Der Verein vertritt 2600 private Waldbesitzer mit insgesamt 30 000 Hektar Waldfläche. Im März hat Norbert Leben einen zusätzlichen Mitarbeiter eingestellt. Fachkräfte wie Maschinenführer und Waldarbeiter sind aus der Kurzarbeit während der Wirtschaftskrise zurückgekehrt.

Die Gründe für die Preisexplosion: Ein Erdbeben in Chile, einem der wichtigsten Holzproduzenten der Welt, hat am 27. Februar die Infrastruktur des Landes zerstört. Die Häfen sind blockiert, das Holz kommt nicht aus dem Land. China kauft den europäischen Markt leer. In Finnland streikten die Sägewerksarbeiter für bessere Löhne.

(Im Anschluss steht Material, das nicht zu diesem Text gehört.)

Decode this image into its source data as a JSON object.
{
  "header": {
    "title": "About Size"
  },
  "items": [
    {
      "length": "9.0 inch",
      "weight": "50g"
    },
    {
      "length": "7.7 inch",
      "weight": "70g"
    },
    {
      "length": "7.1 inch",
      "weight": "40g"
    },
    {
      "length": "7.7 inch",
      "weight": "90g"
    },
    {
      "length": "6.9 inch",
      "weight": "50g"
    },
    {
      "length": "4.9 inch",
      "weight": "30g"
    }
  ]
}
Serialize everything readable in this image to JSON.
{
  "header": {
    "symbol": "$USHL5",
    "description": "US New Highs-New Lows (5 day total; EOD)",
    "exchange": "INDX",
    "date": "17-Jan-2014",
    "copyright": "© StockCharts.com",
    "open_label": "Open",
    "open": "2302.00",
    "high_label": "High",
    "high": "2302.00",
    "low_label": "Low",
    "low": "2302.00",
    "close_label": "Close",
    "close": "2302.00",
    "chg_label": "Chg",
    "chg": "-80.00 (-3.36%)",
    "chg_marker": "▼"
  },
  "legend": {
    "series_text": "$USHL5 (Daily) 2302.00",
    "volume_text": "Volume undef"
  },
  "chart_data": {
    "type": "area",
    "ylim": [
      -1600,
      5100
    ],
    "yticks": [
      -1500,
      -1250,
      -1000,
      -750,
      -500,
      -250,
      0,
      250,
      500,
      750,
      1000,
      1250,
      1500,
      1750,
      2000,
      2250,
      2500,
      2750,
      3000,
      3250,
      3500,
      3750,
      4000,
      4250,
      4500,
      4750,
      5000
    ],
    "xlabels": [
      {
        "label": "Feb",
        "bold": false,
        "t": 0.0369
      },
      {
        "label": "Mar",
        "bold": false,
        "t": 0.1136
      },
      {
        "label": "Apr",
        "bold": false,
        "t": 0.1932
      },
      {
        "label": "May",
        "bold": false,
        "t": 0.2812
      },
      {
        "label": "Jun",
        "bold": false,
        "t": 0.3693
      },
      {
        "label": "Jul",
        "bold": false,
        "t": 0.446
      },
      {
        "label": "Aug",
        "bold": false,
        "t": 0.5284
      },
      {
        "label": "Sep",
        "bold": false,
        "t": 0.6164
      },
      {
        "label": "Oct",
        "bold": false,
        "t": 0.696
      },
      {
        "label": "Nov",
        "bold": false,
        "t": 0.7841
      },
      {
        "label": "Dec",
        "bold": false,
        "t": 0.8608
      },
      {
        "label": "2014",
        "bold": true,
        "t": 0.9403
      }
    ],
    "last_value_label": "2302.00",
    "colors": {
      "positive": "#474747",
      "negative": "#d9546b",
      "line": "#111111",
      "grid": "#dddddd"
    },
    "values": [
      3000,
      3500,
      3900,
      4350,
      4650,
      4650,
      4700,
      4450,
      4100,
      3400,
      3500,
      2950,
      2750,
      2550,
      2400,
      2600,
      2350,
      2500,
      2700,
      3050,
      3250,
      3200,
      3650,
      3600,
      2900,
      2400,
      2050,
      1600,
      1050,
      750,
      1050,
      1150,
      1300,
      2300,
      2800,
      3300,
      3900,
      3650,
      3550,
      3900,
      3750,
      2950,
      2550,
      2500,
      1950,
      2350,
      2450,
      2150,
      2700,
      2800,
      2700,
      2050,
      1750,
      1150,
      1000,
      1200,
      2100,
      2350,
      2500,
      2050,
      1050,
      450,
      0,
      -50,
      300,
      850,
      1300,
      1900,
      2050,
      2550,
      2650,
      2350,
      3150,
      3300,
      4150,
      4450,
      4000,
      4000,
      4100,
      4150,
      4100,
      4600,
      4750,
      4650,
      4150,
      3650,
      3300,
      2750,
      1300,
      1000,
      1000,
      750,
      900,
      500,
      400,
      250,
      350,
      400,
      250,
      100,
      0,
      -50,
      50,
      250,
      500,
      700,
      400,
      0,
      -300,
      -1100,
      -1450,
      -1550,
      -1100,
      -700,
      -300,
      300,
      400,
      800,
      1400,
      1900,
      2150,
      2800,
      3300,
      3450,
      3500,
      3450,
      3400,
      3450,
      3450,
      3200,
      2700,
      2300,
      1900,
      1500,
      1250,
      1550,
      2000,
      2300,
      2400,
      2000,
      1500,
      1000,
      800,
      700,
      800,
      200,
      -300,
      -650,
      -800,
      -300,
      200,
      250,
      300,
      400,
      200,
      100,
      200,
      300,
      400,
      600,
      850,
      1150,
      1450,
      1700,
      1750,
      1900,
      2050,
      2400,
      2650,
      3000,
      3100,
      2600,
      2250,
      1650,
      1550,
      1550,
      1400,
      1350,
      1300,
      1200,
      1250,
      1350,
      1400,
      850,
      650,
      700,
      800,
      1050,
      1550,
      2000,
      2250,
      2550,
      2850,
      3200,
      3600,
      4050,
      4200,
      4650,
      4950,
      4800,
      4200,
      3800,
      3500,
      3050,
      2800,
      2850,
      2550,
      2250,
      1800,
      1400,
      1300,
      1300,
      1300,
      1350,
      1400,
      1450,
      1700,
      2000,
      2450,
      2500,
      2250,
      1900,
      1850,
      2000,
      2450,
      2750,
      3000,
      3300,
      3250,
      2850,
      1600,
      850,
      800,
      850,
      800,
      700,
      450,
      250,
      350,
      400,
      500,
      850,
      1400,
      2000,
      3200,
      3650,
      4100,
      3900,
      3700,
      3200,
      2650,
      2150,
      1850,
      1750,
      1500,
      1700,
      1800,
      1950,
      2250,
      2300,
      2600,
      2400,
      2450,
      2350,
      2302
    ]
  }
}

Wegen des ungewohnt kräftigen Winters in Spanien kamen die Holzfäller später in die Wälder aus üblich. Und in Deutschland waren die Sturmschäden geringer als in den Jahren zuvor. Das Orkantief "Xynthia" vom 28. Februar blieb ohne nennenswerte Auswirkungen auf den Holzmarkt. Das entstandene Schadholz drückt nicht auf die Preise. Die Sägeindustrie verarbeitet es vollständig im Rahmen bestehender Verträge.

Wo sind die Absatzmärkte für das in der Nordheide produzierte Holz? "80 bis 85 Prozent bleiben in Deutschland", sagt Norbert Leben. Wichtiger Abnehmer sei ein Sägewerk in Ottersberg bei Bremen, das Baulatten und Spane herstellt. In Uelzen werden Platten gezimmert, in Stendal entsteht Zellstoff - gebleichte, chemisch aufgeschlossene Fasern für die Produktion von Papier, Küchenrollen oder Klopapier. Energieholz, also Pellets zum Heizen, gewinne an Bedeutung. Zurzeit liege der Gesamtanteil an der Holzproduktion noch unter zehn Prozent. "Bei uns hat dann die stoffliche Verarbeitung Vorrang vor der energetischen", sagt Norbert Leben.

Trotz der guten Preise auf dem Holzmarkt: Die Waldbesitzer in der Nordheide holzen jetzt nicht die Landschaft kahl. Das käme auch der Zerstörung des Gesamtkapitals gleich. Man könne in einem Jahr mal mehr Bäume schlagen als in dem anderen, sagt Norbert Leben. Die Waldbesitzer würden sich aber grundsätzlich dem Nachhaltigkeitsprinzip unterwerfen. Das bedeute: Die Forstbetriebe ernten nie mehr als nachwächst. Norbert Leben beziffert den Anteil derer, die diesen Grundsatz missachten, auf nur ein Tausendstel - also eine verschwindend geringe Größe.

Die Holzwirtschaft in Niedersachsen dürfte bei einem boomenden Holzmarkt wie zurzeit einen Jahresumsatz von 600 Millionen Euro erzielen. Etwa 70 000 sozialversicherungspflichtige Jobs in rund 10 000 Unternehmen hängen direkt oder indirekt von der Holzwirtschaft ab. Dazu zählen auch Beschäftigte in den Verlagen, in der Druckindustrie, in der Holzbearbeitung und -verarbeitung.